Faire des efforts pour réduire les émissions de gaz à effet de serre, tel qu'en utilisant du diesel renouvelable, est important pour Copper Mountain Mining Corp. si la compagnie veut atteindre la neutralité carbone. Par contre, elle doit aussi être capable surveiller ces émissions, d'où la valeur de la Mines Digital Trust, ancrée sur les chaînes de blocs. Avec l’aimable autorisation de Copper Mountain Mining Corp.

À l’automne dernier, un écosystème de suivi des émissions fait au Canada a fait son entrée à la conférence des Nations Unies sur les changements climatiques (COP26) qui s’est tenue à Glasgow.

Dans une vidéo présentée lors de la conférence, Bruce Ralston, ministre de l’énergie, des mines et de l’innovation à faibles émissions de carbone de la Colombie-Britannique, présentait l’écosystème Mines Digital Trust (MDT), un système reposant sur les chaînes de blocs qui permettra aux sociétés minières de la Colombie-Britannique (C.-B.) de partager des preuves vérifiées de leurs pratiques environnementales, sociales et de gouvernance (ESG), notamment leurs émissions de gaz à effet de serre (GES), sur la base de données provinciales. L’écosystème a été mis au point en partenariat avec IBM et Copper Mountain Mining Corp.

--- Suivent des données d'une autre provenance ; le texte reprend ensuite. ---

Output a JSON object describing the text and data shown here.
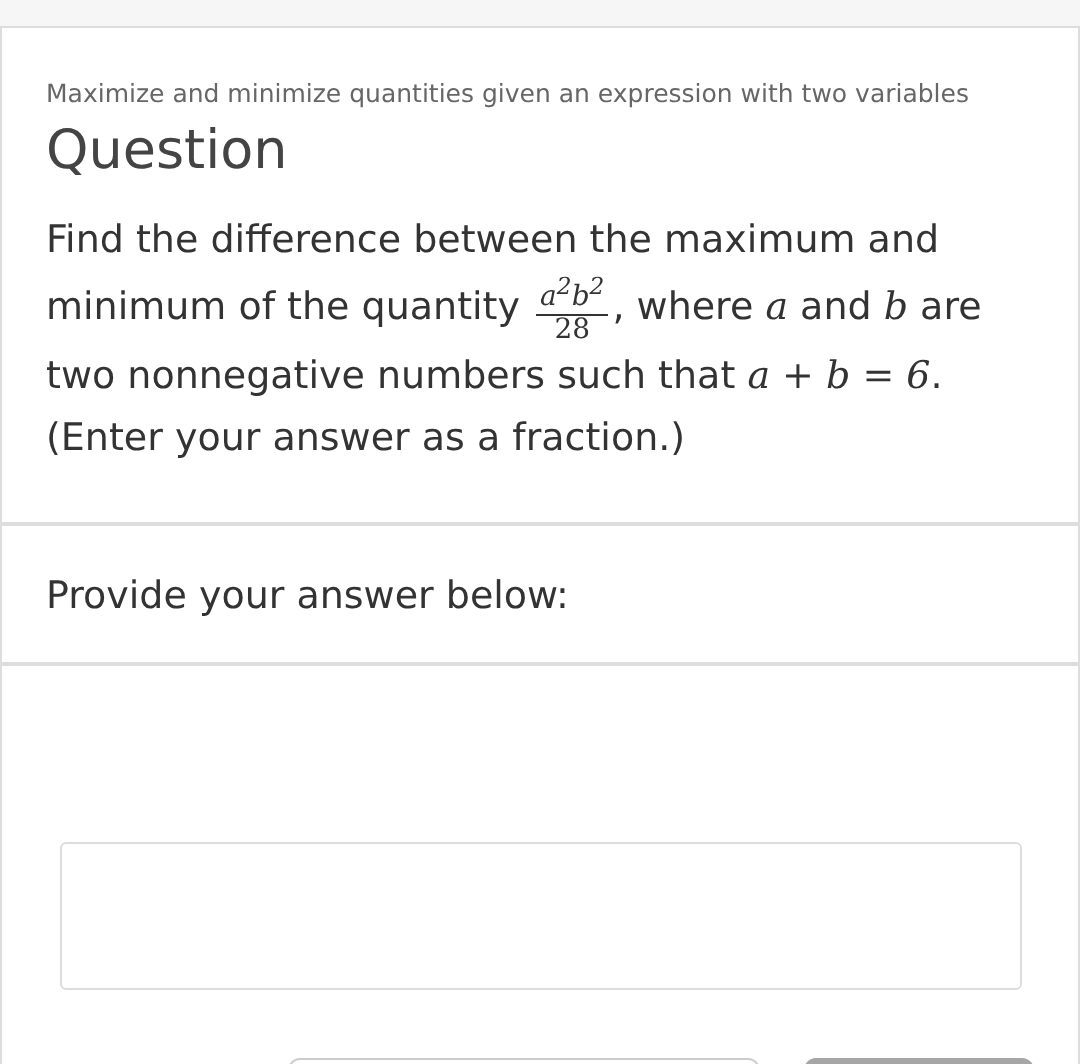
{
  "subtitle": "Maximize and minimize quantities given an expression with two variables",
  "heading": "Question",
  "prompt": [
    {
      "kind": "text",
      "text": "Find the difference between the maximum and minimum of the quantity "
    },
    {
      "kind": "fraction",
      "numerator": "a$^{2}$b$^{2}$",
      "denominator": "28"
    },
    {
      "kind": "text",
      "text": ", where "
    },
    {
      "kind": "math",
      "text": "a"
    },
    {
      "kind": "text",
      "text": " and "
    },
    {
      "kind": "math",
      "text": "b"
    },
    {
      "kind": "text",
      "text": " are two nonnegative numbers such that "
    },
    {
      "kind": "math",
      "text": "a + b = 6"
    },
    {
      "kind": "text",
      "text": ". (Enter your answer as a fraction.)"
    }
  ],
  "answer_label": "Provide your answer below:",
  "buttons": [
    {
      "kind": "outline"
    },
    {
      "kind": "filled"
    }
  ]
}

Don Strickland, directeur de l’exploitation de Copper Mountain, espère que cet écosystème évoluera de manière à offrir aux consommateurs « le tableau complet » d’un produit, qu’il s’agisse d’une voiture électrique ou d’un nouveau téléphone portable, ainsi que l’intensité des émissions de GES générées lorsqu’ils achètent ce produit.

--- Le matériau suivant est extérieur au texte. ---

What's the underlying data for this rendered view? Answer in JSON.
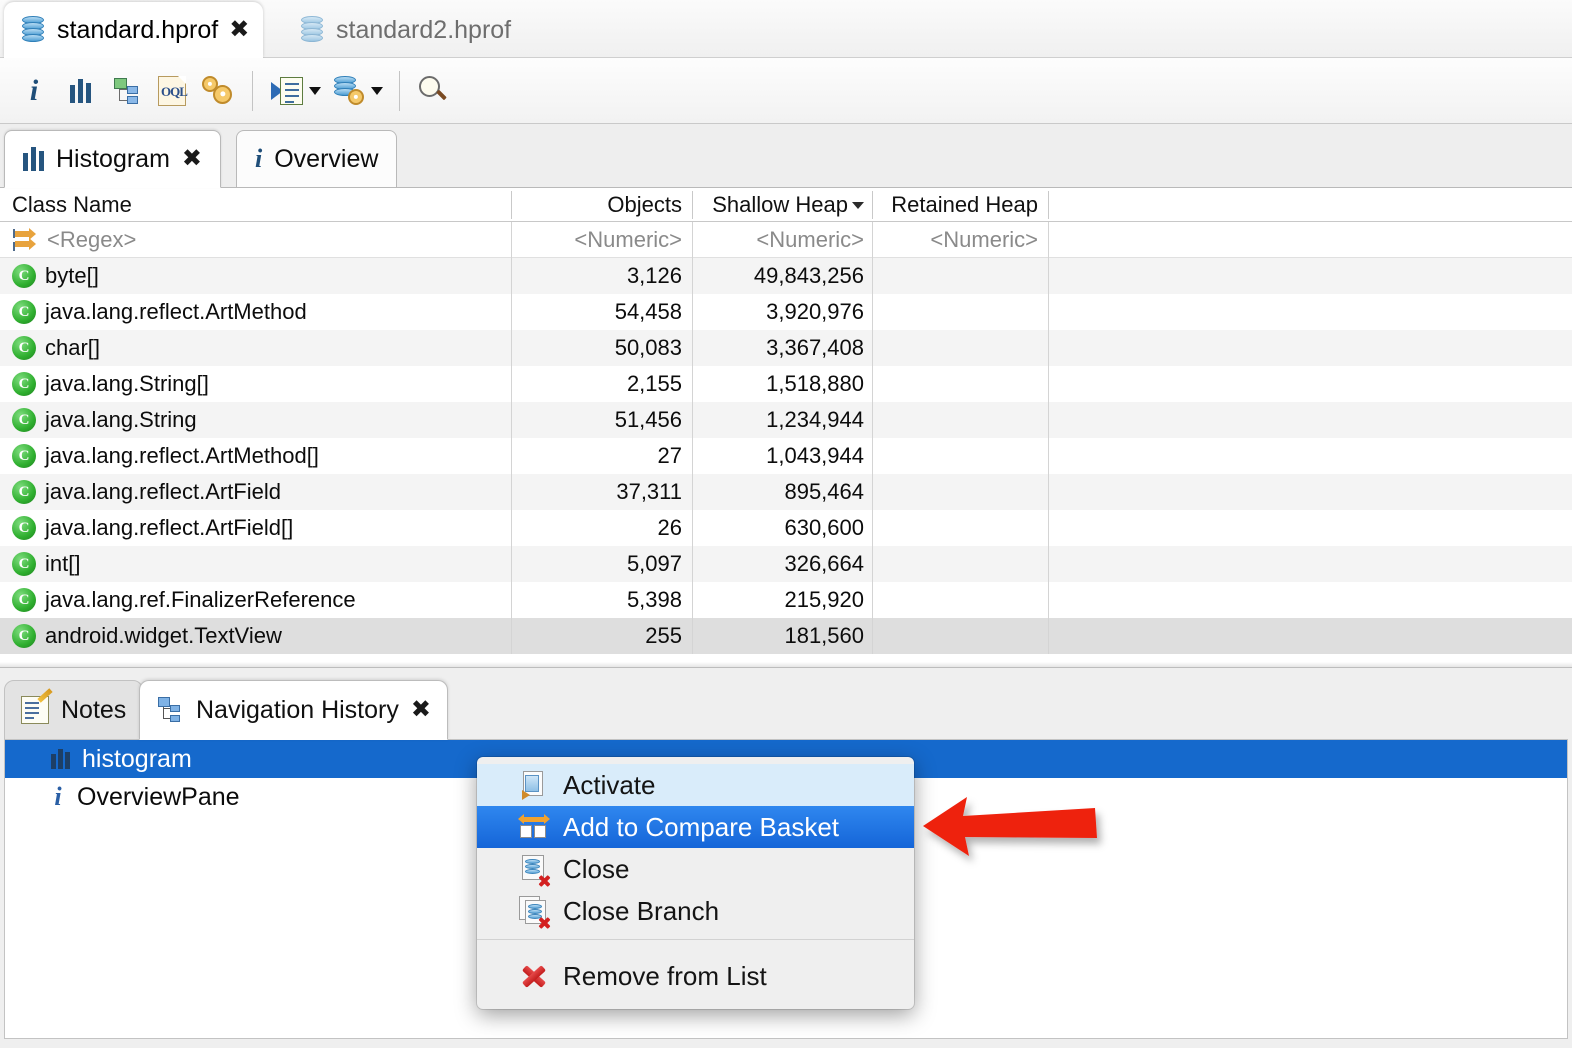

« Lorsque vous achetez un véhicule, si vous avez la possibilité de scanner un code-barres indiquant que ce véhicule a été fabriqué de manière responsable, vous pourrez décider d’acheter telle ou telle marque parce qu’elle respecte des pratiques responsables que vous souhaitez soutenir. Comme ça, vous encouragerez les producteurs de métaux [à produire de manière plus responsable] », déclarait-il.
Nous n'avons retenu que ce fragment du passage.